Daarnaast werd het betoog van de appellant dat de burgemeester en wethouders ten onrechte geen aandacht hadden besteed aan alternatieve oplossingen en verkeersveiligheid, als ongegrond afgewezen. De rechtbank had op goede gronden geoordeeld dat de burgemeester en wethouders geen aanleiding hadden om de vergunning alsnog te verlenen. De Raad van State bevestigde ook dat de relevante verordening op het bewaren van houtopstand van toepassing was, ongeacht de status van de boom in het bestemmingsplan.

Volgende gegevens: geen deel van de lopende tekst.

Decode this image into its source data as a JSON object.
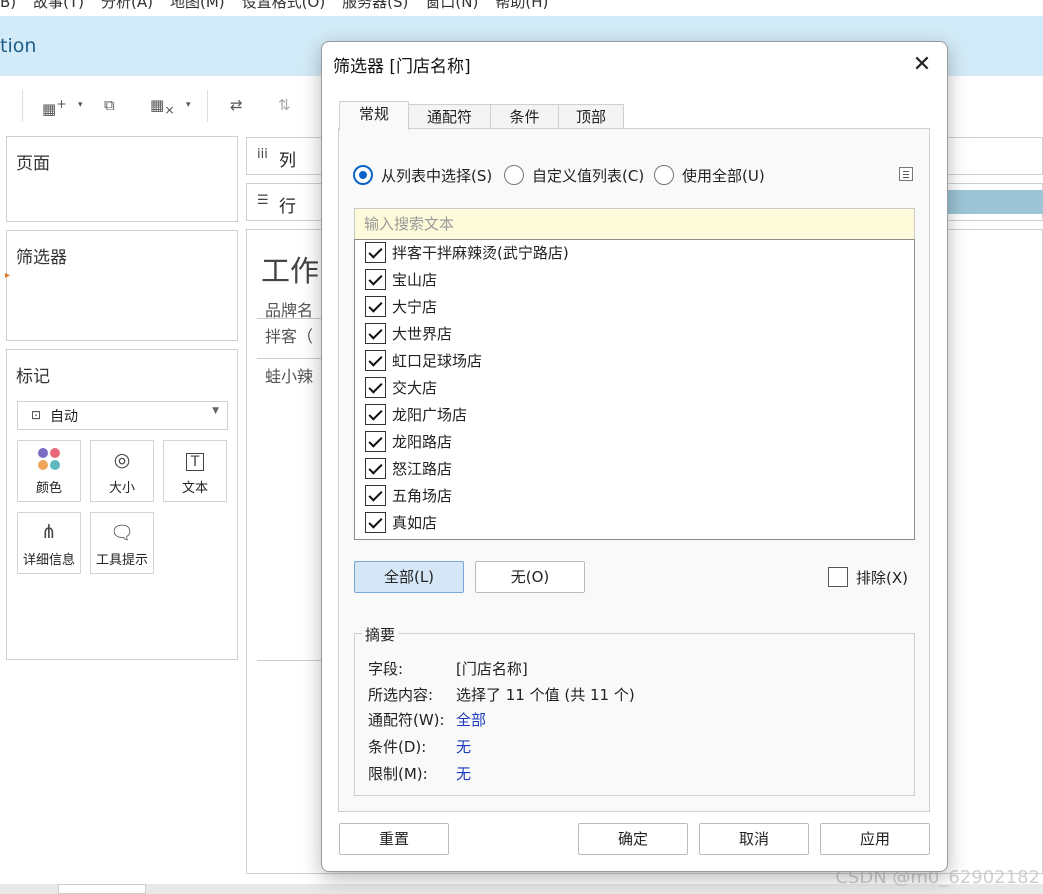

Uiteindelijk oordeelde de Raad van State dat het hoger beroep ongegrond was en bevestigde de uitspraak van de rechtbank. Er was geen aanleiding voor een proceskostenveroordeling. De uitspraak werd openbaar gedaan op 13 november 2002.

Uitspraak

200202260/1.
Datum uitspraak: 13 november 2002
AFDELING
BESTUURSRECHTSPRAAK
Uitspraak op het hoger beroep van:
[appellant], wonend te [woonplaats],
tegen de uitspraak van de rechtbank te Zutphen van 12 maart 2002 in het geding tussen:
appellant
en
burgemeester en wethouders van Nunspeet.
1. Procesverloop
Bij besluit van 6 juli 2001 hebben burgemeester en wethouders van Nunspeet (hierna: burgemeester en wethouders) een verzoek van appellant om hem een vergunning te verlenen voor het kappen van een eik, bij zijn nieuw te bouwen woning op het perceel aan de [locatie], geweigerd.

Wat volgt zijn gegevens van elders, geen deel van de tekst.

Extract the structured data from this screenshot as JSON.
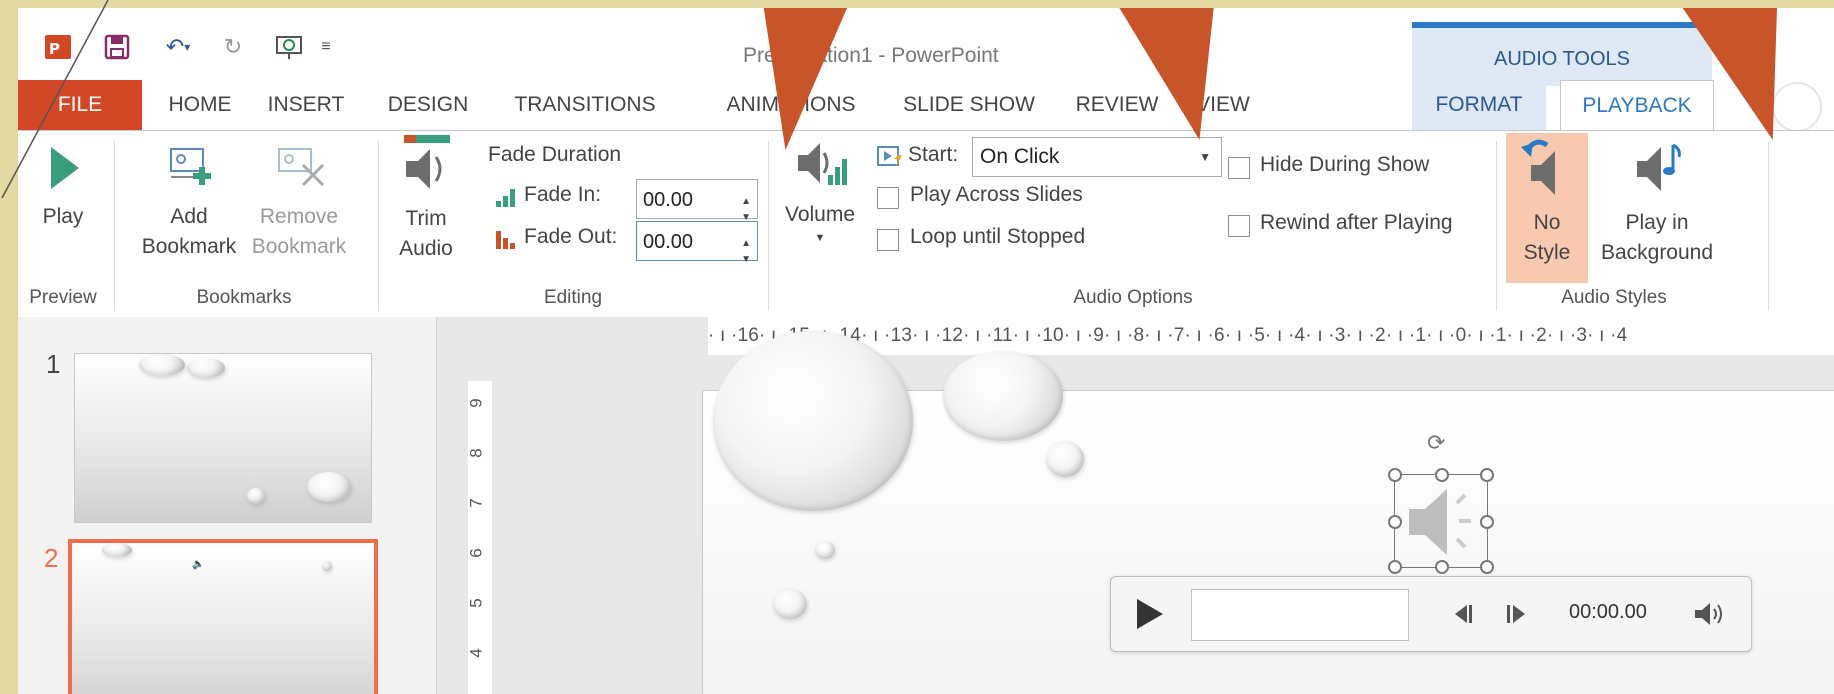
{
  "window": {
    "title": "Presentation1 - PowerPoint"
  },
  "context_tab": {
    "label": "AUDIO TOOLS"
  },
  "tabs": [
    "FILE",
    "HOME",
    "INSERT",
    "DESIGN",
    "TRANSITIONS",
    "ANIMATIONS",
    "SLIDE SHOW",
    "REVIEW",
    "VIEW",
    "FORMAT",
    "PLAYBACK"
  ],
  "groups": {
    "preview": {
      "label": "Preview",
      "play": "Play"
    },
    "bookmarks": {
      "label": "Bookmarks",
      "add_line1": "Add",
      "add_line2": "Bookmark",
      "remove_line1": "Remove",
      "remove_line2": "Bookmark"
    },
    "editing": {
      "label": "Editing",
      "trim_line1": "Trim",
      "trim_line2": "Audio",
      "fade_duration": "Fade Duration",
      "fade_in_label": "Fade In:",
      "fade_in_value": "00.00",
      "fade_out_label": "Fade Out:",
      "fade_out_value": "00.00"
    },
    "audio_options": {
      "label": "Audio Options",
      "volume": "Volume",
      "start_label": "Start:",
      "start_value": "On Click",
      "play_across": "Play Across Slides",
      "loop": "Loop until Stopped",
      "hide": "Hide During Show",
      "rewind": "Rewind after Playing"
    },
    "audio_styles": {
      "label": "Audio Styles",
      "no_style_line1": "No",
      "no_style_line2": "Style",
      "bg_line1": "Play in",
      "bg_line2": "Background"
    }
  },
  "ruler": {
    "horizontal": "· ı ·16· ı ·15· ı ·14· ı ·13· ı ·12· ı ·11· ı ·10· ı ·9· ı ·8· ı ·7· ı ·6· ı ·5· ı ·4· ı ·3· ı ·2· ı ·1· ı ·0· ı ·1· ı ·2· ı ·3· ı ·4",
    "vertical": [
      "9",
      "8",
      "7",
      "6",
      "5",
      "4"
    ]
  },
  "slides": [
    "1",
    "2"
  ],
  "player": {
    "time": "00:00.00"
  },
  "colors": {
    "file_tab": "#d24726",
    "context_accent": "#2b78c5",
    "selection": "#f06e4c",
    "callout_arrow": "#c8542a"
  }
}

Bij besluit van 10 januari 2002 hebben burgemeester en wethouders het daartegen door appellant gemaakte bezwaar ongegrond verklaard. Dit besluit en het advies van de commissie Bezwaar- en Beroepschriften van 7 december 2001, waarnaar in het besluit wordt verwezen, zijn aangehecht.
Bij uitspraak van 12 maart 2002, verzonden op dezelfde dag, heeft de rechtbank te Zutphen (hierna: de rechtbank) het daartegen door appellant ingestelde beroep ongegrond verklaard. Deze uitspraak is aangehecht.

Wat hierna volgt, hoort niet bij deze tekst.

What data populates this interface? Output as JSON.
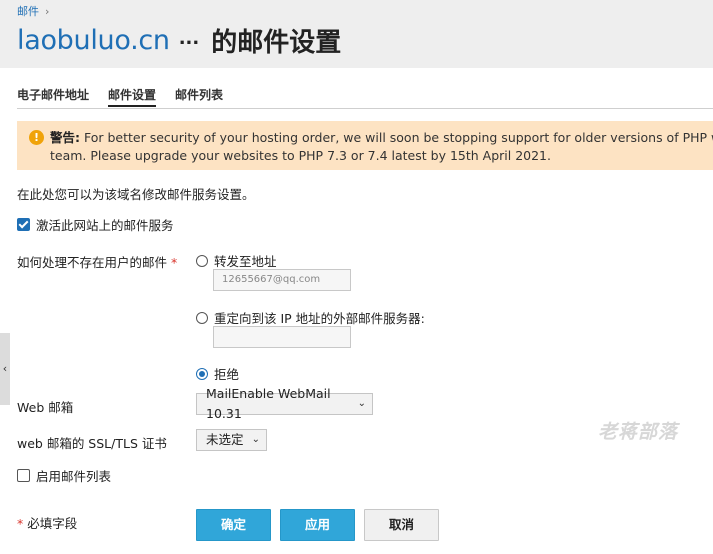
{
  "header": {
    "breadcrumb": "邮件",
    "domain": "laobuluo.cn",
    "more": "...",
    "title": "的邮件设置"
  },
  "tabs": [
    {
      "label": "电子邮件地址",
      "active": false
    },
    {
      "label": "邮件设置",
      "active": true
    },
    {
      "label": "邮件列表",
      "active": false
    }
  ],
  "warning": {
    "label": "警告:",
    "line1": "For better security of your hosting order, we will soon be stopping support for older versions of PHP which are no longer supported by the PHP",
    "line2": "team. Please upgrade your websites to PHP 7.3 or 7.4 latest by 15th April 2021."
  },
  "description": "在此处您可以为该域名修改邮件服务设置。",
  "activate": {
    "label": "激活此网站上的邮件服务",
    "checked": true
  },
  "nonexistent": {
    "label": "如何处理不存在用户的邮件",
    "required_mark": "*",
    "options": [
      {
        "label": "转发至地址",
        "selected": false
      },
      {
        "label": "重定向到该 IP 地址的外部邮件服务器:",
        "selected": false
      },
      {
        "label": "拒绝",
        "selected": true
      }
    ],
    "forward_value": "12655667@qq.com",
    "redirect_value": ""
  },
  "webmail": {
    "label": "Web 邮箱",
    "value": "MailEnable WebMail 10.31"
  },
  "ssl": {
    "label": "web 邮箱的 SSL/TLS 证书",
    "value": "未选定"
  },
  "mailing_list": {
    "label": "启用邮件列表",
    "checked": false
  },
  "required_note": {
    "mark": "*",
    "text": "必填字段"
  },
  "buttons": {
    "ok": "确定",
    "apply": "应用",
    "cancel": "取消"
  },
  "watermark": "老蒋部落",
  "side_handle": "‹",
  "colors": {
    "accent": "#1f6fb5",
    "primary_button": "#30a6d9",
    "warning_bg": "#fde3c3"
  }
}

Tegen deze uitspraak heeft appellant bij brief, bij de Raad van State ingekomen op 22 april 2002, hoger beroep ingesteld. De gronden zijn aangevuld bij brief van 8 mei 2002. Deze brieven zijn aangehecht.
Bij brief van 17 juni 2002 hebben burgemeester en wethouders van antwoord gediend.
De zaak is door een meervoudige kamer van de Afdeling verwezen naar een enkelvoudige.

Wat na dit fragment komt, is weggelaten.